Dunque Giorgio Conforto poteva benissimo non sapere che Morucci e la Faranda, allontanandosi dalle Brigate Rosse, fossero finiti in casa di sua figlia. Perché, come spiegava Claire Sterling, il KGB cercava di evitare il più possibile i contatti diretti con le organizzazioni eversive. Ben più interessante è poi la scoperta, avvenuta sempre nel 1979, di un collegamento diretto tra le azioni del terrorismo rosso e la Ndrangheta. Ancora una volta era dalla provincia di Rieti che emergeva la verità. L’allora sostituto procuratore Domenico Sica aveva intuito che un gruppo di terroristi di Vescovio (Rieti), che agiva sotto la sigla delle Unità Combattenti Comuniste (UCC), era in stretto contatto con i “picciotti” calabresi, e tra i sospettati vi era anche l’ex moglie di Franco Piperno, Fiora Pirri Ardizzone. Fu arrestata a Licoli (Napoli) il 7 aprile del 1978 in una base di Prima Linea insieme a Lanfranco Caminiti. Nel casolare di Vescovio furono trovati documenti appartenenti allo stesso stock di via Gradoli.

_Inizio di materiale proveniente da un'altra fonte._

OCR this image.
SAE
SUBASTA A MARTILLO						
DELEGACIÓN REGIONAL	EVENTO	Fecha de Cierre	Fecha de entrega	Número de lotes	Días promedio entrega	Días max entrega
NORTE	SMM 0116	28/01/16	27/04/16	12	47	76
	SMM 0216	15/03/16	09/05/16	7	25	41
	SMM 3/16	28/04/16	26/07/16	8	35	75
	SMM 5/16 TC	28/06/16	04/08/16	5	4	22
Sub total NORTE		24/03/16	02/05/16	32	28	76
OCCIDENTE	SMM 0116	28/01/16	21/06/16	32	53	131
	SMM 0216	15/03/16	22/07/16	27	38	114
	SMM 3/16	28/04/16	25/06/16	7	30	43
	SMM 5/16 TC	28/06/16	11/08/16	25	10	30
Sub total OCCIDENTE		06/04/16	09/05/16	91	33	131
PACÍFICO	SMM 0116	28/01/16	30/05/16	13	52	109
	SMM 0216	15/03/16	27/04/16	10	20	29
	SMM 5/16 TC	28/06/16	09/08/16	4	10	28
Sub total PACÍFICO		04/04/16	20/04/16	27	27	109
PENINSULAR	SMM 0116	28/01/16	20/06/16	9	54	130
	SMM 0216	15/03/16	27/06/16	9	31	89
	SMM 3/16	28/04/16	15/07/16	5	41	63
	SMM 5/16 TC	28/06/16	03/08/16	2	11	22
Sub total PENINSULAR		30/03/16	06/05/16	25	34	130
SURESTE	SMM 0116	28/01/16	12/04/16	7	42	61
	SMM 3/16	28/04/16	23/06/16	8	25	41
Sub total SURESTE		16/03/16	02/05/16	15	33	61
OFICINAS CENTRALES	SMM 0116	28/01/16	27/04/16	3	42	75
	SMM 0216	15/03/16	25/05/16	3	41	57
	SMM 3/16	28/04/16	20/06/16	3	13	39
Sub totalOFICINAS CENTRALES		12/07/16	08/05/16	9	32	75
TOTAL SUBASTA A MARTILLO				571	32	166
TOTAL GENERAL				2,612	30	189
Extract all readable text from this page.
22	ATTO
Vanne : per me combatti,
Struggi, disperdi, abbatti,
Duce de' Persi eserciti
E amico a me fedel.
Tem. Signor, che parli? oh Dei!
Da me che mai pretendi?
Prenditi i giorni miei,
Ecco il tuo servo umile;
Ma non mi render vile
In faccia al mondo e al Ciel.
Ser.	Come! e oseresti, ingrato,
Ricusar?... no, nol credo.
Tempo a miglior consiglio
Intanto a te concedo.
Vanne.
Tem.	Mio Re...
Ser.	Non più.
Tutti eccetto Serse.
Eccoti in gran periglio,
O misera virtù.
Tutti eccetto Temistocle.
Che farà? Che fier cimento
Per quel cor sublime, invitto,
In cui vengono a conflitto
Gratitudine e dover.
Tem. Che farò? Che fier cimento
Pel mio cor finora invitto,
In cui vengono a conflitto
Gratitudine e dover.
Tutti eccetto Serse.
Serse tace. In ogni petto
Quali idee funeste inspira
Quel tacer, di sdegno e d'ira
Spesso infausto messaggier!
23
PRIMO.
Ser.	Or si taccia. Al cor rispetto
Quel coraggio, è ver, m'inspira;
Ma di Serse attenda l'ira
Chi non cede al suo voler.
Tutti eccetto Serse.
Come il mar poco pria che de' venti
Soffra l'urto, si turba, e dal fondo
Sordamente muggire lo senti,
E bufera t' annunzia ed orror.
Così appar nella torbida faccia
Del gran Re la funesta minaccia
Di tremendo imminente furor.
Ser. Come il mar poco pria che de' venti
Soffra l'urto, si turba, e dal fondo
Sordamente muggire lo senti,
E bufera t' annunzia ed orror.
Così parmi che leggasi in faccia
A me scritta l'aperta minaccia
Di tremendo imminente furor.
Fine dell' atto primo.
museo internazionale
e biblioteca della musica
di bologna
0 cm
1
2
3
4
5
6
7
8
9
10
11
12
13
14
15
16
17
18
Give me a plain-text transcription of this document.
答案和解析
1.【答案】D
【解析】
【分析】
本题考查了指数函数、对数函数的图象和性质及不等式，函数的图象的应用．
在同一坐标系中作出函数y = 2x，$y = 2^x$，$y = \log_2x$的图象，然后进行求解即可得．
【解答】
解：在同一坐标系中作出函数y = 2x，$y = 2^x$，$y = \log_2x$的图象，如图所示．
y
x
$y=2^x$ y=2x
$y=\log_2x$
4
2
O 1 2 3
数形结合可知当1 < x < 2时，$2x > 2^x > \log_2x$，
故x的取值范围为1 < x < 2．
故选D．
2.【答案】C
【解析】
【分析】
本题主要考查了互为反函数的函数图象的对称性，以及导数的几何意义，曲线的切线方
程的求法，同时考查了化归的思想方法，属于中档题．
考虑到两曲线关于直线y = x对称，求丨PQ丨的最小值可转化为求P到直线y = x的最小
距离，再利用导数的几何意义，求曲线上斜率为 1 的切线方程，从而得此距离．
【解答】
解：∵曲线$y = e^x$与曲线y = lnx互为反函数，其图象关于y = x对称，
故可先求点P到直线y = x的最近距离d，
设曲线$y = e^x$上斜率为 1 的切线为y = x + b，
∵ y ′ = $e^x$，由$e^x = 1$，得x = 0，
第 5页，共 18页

Nonostante questi progressi, le indagini su Franco Piperno non fecero molta strada. Negli anni ‘80 il fondatore di Potere Operaio si rifugiò in Francia e poi in Canada. Il carcere italiano ebbe poche occasioni per conoscerlo. Quando rientrò nel nostro paese, stando a quanto scrive Wikipedia, la sua pena, due anni per “partecipazione ad associazione sovversiva”, era ormai prescritta. Un curioso trafiletto della Stampa dell’8 marzo 1998 titolava: “Franco Piperno riabilitato dal tribunale, non è più sovversivo”. Come Silvio Berlusconi, dopo aver evitato il carcere, aveva avviato la procedura per cancellare gli effetti della condanna penale, in modo da tornare candidamente a fare politica. “Mi sono sottoposto a questo stupido rito della riabilitazione perché ho una passione politica e civile per il mio paese e voglio partecipare”, disse nel virgolettato della Stampa, non sapendo che quello “stupido rito” lo avrebbe scelto, con molto più entusiasmo, anche il Cavaliere. E’ quindi diventato assessore alla cultura del comune di Cosenza e all’elezione per la presidenza della repubblica del 2006, pensate un po’, ricevette in totale cinque voti. Quello che scriveva Lino Jannuzzi su Tempo stava per divenire realtà: abbiamo rischiato seriamente di diventare tutti brigatisti.